1. Le communiqué du Syndicat National des Propriétaires et Copropriétaires du 17 septembre dernier lançait un appel aux négociateurs de l'époque afin de réduire « la ponction fiscale sur le patrimoine ». Les communes n'hésitent pas non plus à s'efforcer à faire flèche de tout bois pour prélever des écus sur l'immobilier.
Les Cours et Tribunaux contraignent à réfléchir. Ce devoir de réflexion découle ici de différents arrêts de la Cour d'appel de Bruxelles. Nous en retiendrons trois à titre exemplatif.
2. En Région flamande, la commune de Meise a entendu compenser la non perception de centimes additionnels à l'impôt des personnes physiques, en raison de l'absence d'inscription d'une personne physique dans les registres de la population, par une taxe communale sur les habitations et constructions qualifiées juridiquement de vides. Le premier règlement communal remonte au 29 mars 2012. Le terme juridique dont use le règlement communal est « leegstand ».
En l'espèce, un avocat y avait fixé son cabinet impliquant forcément sa présence, et celle de personnes salariées ou non, outre des passages de clients.
L'erreur commise par ce propriétaire juriste est d'avoir négligé l'affectation urbanistique déclarée antérieurement en 1972, à savoir celle d'une affectation de cet immeuble à usage unique d'habitation.

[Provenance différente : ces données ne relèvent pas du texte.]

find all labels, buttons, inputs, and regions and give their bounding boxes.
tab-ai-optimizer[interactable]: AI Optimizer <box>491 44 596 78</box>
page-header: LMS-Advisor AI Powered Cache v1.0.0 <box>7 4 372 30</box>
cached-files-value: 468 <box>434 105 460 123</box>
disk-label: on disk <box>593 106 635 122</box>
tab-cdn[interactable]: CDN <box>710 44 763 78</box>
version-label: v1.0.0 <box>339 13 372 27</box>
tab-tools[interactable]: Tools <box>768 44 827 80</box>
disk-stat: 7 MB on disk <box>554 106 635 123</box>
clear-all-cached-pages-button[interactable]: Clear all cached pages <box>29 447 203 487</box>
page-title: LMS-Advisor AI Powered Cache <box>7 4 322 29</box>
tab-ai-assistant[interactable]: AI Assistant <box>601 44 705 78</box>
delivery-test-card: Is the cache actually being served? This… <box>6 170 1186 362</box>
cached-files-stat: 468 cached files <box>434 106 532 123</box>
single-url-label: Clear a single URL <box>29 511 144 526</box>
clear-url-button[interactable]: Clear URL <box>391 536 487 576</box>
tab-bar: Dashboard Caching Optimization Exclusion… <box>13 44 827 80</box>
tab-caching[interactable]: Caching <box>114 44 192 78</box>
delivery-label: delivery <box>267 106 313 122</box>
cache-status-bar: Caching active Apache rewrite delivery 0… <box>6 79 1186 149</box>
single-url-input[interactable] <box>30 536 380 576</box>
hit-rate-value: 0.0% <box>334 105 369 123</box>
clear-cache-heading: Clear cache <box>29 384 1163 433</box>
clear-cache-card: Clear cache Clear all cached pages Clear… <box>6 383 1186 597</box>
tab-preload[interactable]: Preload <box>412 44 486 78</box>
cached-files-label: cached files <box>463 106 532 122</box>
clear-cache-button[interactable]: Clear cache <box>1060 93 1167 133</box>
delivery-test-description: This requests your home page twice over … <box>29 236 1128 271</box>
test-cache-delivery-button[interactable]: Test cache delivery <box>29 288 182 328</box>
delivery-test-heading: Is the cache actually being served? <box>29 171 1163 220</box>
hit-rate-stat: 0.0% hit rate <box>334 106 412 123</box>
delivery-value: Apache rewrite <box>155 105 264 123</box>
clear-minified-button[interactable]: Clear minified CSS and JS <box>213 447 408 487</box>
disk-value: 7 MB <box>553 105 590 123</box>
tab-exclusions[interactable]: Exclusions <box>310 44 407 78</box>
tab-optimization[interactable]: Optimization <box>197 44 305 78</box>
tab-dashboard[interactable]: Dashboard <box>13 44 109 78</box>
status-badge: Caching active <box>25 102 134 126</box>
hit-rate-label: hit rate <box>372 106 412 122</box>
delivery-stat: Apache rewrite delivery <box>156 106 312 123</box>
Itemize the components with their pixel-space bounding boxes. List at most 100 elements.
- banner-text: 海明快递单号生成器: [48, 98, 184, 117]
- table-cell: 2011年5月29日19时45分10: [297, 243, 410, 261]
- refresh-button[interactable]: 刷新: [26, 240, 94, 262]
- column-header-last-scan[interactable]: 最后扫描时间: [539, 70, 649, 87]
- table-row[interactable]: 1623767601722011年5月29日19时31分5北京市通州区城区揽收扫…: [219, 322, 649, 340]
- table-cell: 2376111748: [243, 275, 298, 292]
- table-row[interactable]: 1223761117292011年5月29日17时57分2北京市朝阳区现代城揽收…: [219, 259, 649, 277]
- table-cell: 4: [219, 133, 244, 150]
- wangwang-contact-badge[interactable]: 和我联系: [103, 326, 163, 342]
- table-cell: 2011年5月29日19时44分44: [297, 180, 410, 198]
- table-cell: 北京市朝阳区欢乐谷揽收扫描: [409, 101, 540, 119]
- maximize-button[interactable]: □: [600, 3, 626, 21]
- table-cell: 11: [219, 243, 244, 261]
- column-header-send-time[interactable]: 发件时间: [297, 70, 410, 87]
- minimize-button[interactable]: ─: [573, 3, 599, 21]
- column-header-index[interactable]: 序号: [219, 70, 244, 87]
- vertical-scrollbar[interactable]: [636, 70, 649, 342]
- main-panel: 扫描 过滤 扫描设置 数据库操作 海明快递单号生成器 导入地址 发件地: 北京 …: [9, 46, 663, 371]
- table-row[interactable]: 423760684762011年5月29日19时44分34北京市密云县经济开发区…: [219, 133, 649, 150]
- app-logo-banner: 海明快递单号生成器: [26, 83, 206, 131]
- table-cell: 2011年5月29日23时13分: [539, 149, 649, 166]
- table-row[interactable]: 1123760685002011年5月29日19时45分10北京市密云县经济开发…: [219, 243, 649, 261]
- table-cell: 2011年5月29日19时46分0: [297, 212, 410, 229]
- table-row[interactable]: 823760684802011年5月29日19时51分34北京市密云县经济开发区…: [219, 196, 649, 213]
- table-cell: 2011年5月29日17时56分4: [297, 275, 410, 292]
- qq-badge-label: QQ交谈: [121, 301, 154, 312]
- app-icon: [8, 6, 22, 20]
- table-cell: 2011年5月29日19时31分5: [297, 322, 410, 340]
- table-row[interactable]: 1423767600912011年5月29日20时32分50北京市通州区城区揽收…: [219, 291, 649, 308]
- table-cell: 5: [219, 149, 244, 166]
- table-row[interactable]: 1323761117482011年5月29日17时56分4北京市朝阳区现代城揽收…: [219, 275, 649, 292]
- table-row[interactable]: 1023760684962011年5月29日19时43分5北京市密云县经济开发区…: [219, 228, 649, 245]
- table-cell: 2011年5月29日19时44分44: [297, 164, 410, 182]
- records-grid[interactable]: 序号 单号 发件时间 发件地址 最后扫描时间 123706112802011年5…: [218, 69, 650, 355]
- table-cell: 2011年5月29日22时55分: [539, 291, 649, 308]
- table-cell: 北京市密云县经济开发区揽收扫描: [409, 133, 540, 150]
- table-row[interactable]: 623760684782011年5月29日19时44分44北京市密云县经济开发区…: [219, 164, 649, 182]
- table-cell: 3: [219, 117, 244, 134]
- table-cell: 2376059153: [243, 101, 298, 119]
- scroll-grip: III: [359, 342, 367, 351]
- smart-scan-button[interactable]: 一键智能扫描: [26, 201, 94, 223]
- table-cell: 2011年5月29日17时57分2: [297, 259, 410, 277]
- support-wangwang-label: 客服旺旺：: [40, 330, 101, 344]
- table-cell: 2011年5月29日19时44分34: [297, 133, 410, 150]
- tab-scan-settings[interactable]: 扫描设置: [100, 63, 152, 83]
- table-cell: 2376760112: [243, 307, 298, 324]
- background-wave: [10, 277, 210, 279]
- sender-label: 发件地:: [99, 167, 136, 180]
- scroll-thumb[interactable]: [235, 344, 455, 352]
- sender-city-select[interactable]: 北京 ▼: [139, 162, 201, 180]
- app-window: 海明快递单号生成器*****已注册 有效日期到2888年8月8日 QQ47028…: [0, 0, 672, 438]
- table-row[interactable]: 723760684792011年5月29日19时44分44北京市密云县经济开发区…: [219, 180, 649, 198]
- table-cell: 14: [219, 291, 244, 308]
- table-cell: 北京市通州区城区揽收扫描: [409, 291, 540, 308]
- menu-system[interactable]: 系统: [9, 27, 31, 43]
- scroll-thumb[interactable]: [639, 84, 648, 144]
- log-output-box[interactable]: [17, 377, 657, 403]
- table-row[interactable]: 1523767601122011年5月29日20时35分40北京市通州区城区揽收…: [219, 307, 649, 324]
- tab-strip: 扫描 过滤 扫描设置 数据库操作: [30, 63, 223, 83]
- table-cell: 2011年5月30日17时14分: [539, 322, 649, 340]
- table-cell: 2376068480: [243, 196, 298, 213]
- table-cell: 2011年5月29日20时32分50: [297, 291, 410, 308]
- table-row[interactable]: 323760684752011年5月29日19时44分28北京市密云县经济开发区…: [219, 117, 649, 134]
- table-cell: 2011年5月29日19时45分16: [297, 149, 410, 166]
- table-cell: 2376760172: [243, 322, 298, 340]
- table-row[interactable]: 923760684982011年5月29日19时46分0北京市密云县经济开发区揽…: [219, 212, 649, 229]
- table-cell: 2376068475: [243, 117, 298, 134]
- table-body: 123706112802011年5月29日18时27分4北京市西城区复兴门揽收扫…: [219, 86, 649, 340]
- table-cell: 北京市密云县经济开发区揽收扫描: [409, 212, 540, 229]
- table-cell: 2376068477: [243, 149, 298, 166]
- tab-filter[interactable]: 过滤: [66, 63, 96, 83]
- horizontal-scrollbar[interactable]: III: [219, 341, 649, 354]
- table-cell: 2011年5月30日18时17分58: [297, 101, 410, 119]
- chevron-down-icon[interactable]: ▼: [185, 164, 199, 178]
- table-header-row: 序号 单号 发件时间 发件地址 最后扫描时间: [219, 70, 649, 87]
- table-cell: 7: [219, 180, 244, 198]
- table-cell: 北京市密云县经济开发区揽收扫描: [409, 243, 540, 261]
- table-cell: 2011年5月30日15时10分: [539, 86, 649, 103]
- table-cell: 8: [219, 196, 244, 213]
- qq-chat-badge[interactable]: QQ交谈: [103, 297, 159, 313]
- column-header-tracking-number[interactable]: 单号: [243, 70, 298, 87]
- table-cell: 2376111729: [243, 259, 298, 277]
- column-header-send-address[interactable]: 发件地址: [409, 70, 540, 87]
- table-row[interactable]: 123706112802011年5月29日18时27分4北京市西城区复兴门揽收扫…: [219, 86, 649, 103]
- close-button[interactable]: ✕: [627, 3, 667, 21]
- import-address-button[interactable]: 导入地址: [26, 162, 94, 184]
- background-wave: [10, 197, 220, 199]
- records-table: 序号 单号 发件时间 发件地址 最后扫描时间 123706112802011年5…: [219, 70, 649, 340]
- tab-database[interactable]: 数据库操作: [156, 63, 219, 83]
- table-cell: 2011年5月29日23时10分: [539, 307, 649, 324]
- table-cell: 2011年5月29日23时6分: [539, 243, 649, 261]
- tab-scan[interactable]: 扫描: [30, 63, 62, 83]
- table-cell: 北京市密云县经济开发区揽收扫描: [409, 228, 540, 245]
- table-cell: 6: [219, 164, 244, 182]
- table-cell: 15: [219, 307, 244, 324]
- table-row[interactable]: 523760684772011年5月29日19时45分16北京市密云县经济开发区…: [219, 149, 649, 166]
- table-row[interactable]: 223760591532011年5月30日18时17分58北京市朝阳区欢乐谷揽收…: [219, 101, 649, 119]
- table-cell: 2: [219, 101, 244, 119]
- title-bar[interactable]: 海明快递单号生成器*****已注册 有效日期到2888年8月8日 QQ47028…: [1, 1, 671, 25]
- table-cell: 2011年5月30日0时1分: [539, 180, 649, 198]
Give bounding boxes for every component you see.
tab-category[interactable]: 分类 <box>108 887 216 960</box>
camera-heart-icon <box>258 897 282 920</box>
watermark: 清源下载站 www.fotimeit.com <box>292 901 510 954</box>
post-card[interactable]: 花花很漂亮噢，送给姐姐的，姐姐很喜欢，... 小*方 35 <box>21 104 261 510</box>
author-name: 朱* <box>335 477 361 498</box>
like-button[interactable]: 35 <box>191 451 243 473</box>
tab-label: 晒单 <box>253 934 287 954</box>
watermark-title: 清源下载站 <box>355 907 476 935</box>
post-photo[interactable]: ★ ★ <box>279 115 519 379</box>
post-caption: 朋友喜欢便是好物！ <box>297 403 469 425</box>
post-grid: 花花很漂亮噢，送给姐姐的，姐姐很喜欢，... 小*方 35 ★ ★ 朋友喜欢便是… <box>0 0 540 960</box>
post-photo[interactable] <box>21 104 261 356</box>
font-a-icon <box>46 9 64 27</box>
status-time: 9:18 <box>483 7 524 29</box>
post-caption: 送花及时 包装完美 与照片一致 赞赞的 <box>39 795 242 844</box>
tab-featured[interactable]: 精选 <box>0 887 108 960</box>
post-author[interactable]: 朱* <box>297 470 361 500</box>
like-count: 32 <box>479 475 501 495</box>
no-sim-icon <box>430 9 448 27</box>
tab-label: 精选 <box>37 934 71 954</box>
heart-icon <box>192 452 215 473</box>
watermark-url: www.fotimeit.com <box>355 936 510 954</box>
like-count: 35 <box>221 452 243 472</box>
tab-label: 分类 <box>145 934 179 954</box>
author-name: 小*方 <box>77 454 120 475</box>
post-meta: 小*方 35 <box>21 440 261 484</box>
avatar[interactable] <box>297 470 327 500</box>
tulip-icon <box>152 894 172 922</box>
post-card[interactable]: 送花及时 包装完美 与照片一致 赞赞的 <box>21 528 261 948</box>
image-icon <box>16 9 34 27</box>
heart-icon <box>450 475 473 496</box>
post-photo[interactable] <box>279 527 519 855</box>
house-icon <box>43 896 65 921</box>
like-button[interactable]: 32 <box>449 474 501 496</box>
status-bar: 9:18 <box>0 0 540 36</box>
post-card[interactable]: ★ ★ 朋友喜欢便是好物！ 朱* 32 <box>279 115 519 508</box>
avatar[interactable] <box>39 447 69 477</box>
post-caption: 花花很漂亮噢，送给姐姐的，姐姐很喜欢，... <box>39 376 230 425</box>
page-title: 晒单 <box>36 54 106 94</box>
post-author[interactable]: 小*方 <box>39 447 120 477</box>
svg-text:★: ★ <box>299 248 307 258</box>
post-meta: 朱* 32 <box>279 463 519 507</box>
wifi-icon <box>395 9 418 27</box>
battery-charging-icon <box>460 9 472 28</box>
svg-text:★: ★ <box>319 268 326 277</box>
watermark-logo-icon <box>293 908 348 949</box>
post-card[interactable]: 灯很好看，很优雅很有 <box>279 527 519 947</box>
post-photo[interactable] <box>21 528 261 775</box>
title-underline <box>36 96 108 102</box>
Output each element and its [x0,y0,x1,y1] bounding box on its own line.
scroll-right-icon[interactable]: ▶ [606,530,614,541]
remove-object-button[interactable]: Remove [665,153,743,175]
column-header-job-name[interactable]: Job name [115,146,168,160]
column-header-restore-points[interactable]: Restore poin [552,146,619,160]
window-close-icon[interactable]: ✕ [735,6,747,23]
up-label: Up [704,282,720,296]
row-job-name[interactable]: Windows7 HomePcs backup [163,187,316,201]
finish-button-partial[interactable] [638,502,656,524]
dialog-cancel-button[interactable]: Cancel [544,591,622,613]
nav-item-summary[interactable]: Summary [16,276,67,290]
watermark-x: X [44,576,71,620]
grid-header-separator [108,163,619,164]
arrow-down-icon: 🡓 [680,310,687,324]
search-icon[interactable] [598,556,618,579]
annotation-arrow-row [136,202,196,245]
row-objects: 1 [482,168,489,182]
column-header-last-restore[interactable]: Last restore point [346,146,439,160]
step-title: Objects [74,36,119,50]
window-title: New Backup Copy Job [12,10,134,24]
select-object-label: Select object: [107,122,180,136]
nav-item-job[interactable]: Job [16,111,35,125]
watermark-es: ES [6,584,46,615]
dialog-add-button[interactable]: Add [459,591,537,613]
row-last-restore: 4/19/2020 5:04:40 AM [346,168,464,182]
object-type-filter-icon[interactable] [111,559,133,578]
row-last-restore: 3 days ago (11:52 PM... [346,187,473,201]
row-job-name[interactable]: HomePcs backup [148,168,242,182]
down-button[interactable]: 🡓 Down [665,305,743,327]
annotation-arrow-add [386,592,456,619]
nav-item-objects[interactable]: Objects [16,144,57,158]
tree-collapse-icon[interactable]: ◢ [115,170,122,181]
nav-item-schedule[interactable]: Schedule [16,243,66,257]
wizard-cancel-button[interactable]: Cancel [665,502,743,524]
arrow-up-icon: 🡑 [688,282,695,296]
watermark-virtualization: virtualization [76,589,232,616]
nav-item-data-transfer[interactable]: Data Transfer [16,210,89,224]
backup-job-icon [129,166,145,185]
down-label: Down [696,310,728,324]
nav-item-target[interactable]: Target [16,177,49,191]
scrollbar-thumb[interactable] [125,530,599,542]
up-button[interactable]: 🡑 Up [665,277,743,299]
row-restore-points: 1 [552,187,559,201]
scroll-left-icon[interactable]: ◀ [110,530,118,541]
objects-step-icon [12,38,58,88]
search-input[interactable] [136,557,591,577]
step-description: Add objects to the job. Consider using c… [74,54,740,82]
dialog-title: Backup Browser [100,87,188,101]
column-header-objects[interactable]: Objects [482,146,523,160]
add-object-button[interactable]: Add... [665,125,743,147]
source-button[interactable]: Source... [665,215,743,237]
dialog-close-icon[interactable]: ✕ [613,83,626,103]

La Cour d'appel de Bruxelles a confirmé par son arrêt du 8 septembre 2020 (2016/AF/249) le jugement de première instance en observant qu'eu égard aux termes tant du règlement communal qu'aux termes du décret flamand en matière d'urbanisme (article 2.2.6, §2 du 17 mars 2009), le permis de bâtir délivré antérieurement (en 1972) impliquait une affectation exclusive à usage d'habitation.
Un changement d'affectation en fait doit être précédé de la réussite d'un changement d'affectation auprès des services communaux en matière d'urbanisme.
3. L'appétit fiscal de certains pouvoirs locaux est heureusement parfois contrarié.
Les taxes communales sur les logements meublés ou non meublés ont fleuri. La Cour d'appel de Bruxelles, confirmant un jugement de première instance, a souligné dans un arrêt du 2 juin 2020 (2015/AF/330) qu'en vertu de l'article 464, 1° du Code des impôts sur les revenus, une commune, nonobstant son autonomie fiscale, ne dispose pas du pouvoir de majorer l'impôt des personnes physiques ou l'impôt des sociétés, de centimes additionnels en raison de la location de chambres meublées ou non. La Cour d'appel souligne que cette interdiction de prélever un impôt similaire aux impôts des personnes physiques et des sociétés a pour buts de respecter la différence entre les taxes communales et les impôts sur les revenus, ainsi que le principe « non bis in idem », à savoir l'interdiction de prélever plusieurs impôts similaires sur une même base imposable.
4. La commune d'Ixelles a cru erronément que sa situation financière serait de nature à justifier un règlement-taxe sur les surfaces de bureaux, mais contenant une différence de traitement (certes accueillie en première instance) à savoir une exonération de la taxe pour les seules surfaces de bureaux servant à l'exercice d'une profession médicale ou paramédicale reconnue, et ce « au vu de l'utilité publique des activités menées ». La commune avait fait également valoir que ces surfaces de bureaux sont « affectées à des activités non marchandes et à des services publics ».
Une société d'avocats a obtenu la réformation de ce jugement par la Cour d'appel de Bruxelles. L'arrêt prononcé le 14 mai 2020 (2016/AF/236) observe notamment que « ... l'avocat ou le notaire, comme le médecin, exerce des professions libérales qui comportent en soi des obligations qui relèvent de l'intérêt général du service public justifiant que l'Etat subventionne le bureau d'assistance juridique par exemple ou encore l'octroi de l'assistance judiciaire gratuite de certaines procédures, par le biais d'une solidarité sociale financée par les impôts... »
Les obligations mises à charge des avocats en vertu du droit d'accès à la justice et à un procès équitable consacrent aussi, selon l'arrêt, le caractère non exclusivement marchand de cette profession. A l'inverse, l'affirmation du caractère prétendument prépondérant d'utilité publique des professions médicales et paramédicales n'est pas établie du seul fait de l'existence du système de sécurité sociale, sans oublier que certains praticiens sont « déconventionnés ».
La Cour d'appel a conclu à l'absence de justification raisonnable et objective à la différenciation qualifiée par la Cour d'arbitraire.
5. L'augmentation du nombre de litiges en matière de taxes communales est surprenante et semble imputable à l'accroissement d'hypothèses de taxations elles-mêmes consécutives à l'accroissement des charges financières locales.